How the wood fired kiln works!
Back in the mists of time, when I last posted I did promise to upload some photos and information about the kiln and how it works. The kiln is rather unusual, but is showing signs of working very well, and I do hope that some of the design ideas might help someone else to make a kiln.
I think that the ladder type grate shows a lot of promise, and may well make a very welcome alternative to someone who has battled with a more conventional design. The other refreshing thing for me was to find that the single firebox with entry flue at the back left hand corner made it perfectly possible to have an even heat distribution front to back in the kiln, and only a 2 cone variation from top to bottom. Having the shelf over the firebox may help with this, and it is certainly a useful "bonus" place to put an extra pot or two in the kiln.
|Chamber with front shelf removed to show flueway to chimney under shelves. Inlet flue is visible at the left rear of the chamber.|
|Loading kiln. Back shelf stack full, front stack incomplete.|
|Loading kiln. Front and back stacks of shelves full.|
|Chamber door bricked up 6 inches thick with 2 layers of insulating fire brick on edge.|
|Fire box door in place. Small fire lit under ladder grate at beginning of firing.|
|Chimney damper on left used to control the draught through the kiln. Right side of chimney no longer in use since alterations to the chamber.|
|Kiln in daylight with metal drum of kindling rather blocking the view!|
|Kiln firing at night. The first firebox door was an old ceramic fibre lined dust bin lid!|
In February of 2017 I demolished the external firebox and stripped out the interior of the kiln. The following are photos that I took of the rebuild.

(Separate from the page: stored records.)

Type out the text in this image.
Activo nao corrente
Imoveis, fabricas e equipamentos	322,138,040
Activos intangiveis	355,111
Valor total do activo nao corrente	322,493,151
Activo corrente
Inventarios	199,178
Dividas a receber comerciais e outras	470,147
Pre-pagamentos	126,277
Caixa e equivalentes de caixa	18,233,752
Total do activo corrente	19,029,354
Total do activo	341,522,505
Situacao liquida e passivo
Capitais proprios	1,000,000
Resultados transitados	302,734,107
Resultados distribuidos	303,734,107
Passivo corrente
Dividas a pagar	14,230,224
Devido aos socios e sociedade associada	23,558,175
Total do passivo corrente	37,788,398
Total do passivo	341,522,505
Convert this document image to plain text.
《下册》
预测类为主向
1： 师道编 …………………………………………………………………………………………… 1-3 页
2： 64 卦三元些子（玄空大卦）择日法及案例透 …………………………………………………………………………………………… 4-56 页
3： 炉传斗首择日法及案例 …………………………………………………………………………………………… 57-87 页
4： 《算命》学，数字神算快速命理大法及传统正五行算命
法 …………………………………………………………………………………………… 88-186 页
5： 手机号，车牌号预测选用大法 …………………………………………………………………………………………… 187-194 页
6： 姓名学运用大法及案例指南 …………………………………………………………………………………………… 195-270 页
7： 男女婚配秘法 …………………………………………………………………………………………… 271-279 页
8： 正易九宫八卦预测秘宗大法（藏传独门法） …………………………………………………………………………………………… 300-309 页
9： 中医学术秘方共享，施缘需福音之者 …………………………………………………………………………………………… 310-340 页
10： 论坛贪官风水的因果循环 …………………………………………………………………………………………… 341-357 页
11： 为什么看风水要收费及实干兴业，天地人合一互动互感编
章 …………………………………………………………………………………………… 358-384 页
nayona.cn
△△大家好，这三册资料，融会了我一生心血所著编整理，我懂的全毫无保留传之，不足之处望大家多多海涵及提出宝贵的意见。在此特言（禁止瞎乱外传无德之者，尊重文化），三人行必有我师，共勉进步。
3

|Kiln stripped out leaving arch and back up insulation bricks.|
|Floor of chamber was made on a foundation of concrete blocks that are laid on their sides.|
|The chamber floor consisted of one layer of standard fire bricks over a layer of insulating fire bricks. On the left the firebox is under construction.|
|The floor of the ashpit is two fire bricks thick to help protect concrete foundation slab from excess heat.|
|The actual floor of the firebox has an air gap under it. I used some large second hand fire brick slabs to make this floor.|
|Fire box nearing completion. Large fire bricks make a ladder grate.|
|Firebox from the front. "Ladder" just visible.|
|Heavy large fire brick slabs form the top of the firebox.|
|Relining the chamber side walls and back wall is complete and the permanent left hand front wall is under construction.|
|The left side of kiln almost complete. Concrete blocks that are under the chamber will be left "open" so that any build up of heat inside them is allowed to escape.|
Hope the photos have been of help to someone. Apologies if they have been rather slow loading due to their quantity, but I thought it useful to have them all in the one place.
I am happy to try to answer any questions regarding this kiln, but do regard what I have made as a starting point! The shape and size of the kiln was dictated to some extent by the kiln shelves and other materials that were available to me. You may well have other materials on hand, so could build quite differently.